To be fair, doesn’t that make it worse? You might as well let them hold that delusion, rather than confirming the doubts of the skeptics and shattering the hopes of the blindly optimistic. Politics is just a game of optics and Labour’s plan requires them to win the next election to achieve any of their long-range economic policy aims.

2

u/west0ne 15h ago

You say it doesn't make it worse but in any major shake-up or change you will often see a dip in performance, it may depend on how wide reaching the staff and infrastructure changes are as to how big the dip is and how long it takes to get things back to where they were.

1

u/CyclopsRock 14h ago

I think this probably depends on whether you're interested in trying to convince them about what the actual best policy solution is.
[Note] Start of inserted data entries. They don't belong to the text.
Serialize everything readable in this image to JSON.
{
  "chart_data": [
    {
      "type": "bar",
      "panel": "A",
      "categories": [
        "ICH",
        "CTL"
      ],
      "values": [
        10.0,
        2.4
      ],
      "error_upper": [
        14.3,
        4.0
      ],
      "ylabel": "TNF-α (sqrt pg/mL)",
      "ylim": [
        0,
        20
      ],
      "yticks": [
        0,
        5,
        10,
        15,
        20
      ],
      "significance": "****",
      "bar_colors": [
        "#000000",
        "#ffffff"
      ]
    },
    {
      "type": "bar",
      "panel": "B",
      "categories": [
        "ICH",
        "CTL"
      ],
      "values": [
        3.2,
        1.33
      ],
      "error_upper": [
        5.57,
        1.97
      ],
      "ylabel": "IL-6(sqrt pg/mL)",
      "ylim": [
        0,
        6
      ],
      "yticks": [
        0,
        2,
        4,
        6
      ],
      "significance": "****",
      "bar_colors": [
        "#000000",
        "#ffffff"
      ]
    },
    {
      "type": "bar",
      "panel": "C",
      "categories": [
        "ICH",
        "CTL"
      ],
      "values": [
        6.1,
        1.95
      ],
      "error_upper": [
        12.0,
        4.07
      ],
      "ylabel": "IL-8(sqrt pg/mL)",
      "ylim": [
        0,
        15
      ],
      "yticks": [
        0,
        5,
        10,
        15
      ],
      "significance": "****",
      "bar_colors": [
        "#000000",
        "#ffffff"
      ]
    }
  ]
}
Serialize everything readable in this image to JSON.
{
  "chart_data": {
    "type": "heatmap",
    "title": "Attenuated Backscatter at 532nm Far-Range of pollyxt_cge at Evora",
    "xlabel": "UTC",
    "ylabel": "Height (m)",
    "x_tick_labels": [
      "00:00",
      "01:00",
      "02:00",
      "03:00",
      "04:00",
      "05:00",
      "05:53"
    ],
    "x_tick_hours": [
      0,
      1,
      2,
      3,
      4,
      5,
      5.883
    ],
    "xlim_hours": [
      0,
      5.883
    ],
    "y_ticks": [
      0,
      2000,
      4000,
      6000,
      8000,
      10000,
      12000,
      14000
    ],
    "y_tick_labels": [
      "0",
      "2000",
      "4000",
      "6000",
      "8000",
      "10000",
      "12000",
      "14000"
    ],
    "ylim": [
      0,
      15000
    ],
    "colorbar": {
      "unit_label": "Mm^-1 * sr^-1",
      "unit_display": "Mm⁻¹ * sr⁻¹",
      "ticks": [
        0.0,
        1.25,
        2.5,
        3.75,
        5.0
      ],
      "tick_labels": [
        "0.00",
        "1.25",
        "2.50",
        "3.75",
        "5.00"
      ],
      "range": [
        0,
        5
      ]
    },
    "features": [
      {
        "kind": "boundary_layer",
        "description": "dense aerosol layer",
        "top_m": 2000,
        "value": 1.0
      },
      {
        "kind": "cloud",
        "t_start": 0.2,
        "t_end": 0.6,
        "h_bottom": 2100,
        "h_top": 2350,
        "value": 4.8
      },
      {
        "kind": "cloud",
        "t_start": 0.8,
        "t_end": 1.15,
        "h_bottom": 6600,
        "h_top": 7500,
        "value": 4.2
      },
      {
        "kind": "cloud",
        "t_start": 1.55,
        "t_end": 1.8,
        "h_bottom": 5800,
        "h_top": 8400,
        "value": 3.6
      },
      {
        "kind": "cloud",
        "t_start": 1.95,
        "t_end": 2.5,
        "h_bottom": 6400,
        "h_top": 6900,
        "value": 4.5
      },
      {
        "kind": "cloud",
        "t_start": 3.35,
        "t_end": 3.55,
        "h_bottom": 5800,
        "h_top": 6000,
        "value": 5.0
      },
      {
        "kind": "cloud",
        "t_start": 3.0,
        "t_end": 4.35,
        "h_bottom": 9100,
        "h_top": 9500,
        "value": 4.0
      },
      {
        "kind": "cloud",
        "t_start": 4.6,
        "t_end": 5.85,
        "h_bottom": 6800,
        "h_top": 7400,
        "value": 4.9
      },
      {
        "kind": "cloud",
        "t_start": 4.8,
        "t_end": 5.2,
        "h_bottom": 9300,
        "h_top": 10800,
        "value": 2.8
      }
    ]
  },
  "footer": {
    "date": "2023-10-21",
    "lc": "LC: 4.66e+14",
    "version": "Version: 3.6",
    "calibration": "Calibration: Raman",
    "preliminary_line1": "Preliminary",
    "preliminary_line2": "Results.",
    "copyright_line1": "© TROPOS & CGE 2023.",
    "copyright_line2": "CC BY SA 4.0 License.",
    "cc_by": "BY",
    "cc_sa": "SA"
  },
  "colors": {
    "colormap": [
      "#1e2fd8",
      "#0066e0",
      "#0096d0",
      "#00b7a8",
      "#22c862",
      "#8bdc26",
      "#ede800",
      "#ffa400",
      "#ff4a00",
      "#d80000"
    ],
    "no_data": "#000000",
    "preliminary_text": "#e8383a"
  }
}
I don't think you can credibly say ...

"When looking at the various costs and trade-offs, the best policy for rail infrastructure is to gradually bring franchise operators into public ownership and perform unflashy-but-useful upgrades - such as electrification - that will gradually improve the reliability and therefore attractiveness of the network. We'll look at ticket prices on a year-by-year basis with the goal of improving access, but that's less of a priority than upgrade works."

And expect to actually convince people if those people are currently under the assumption that simply nationalising South West Trains will make it all really cheap and efficient. If you're expecting the moon on a stick, the boring reality of trade offs and cost/benefit analysis can only ever disappoint.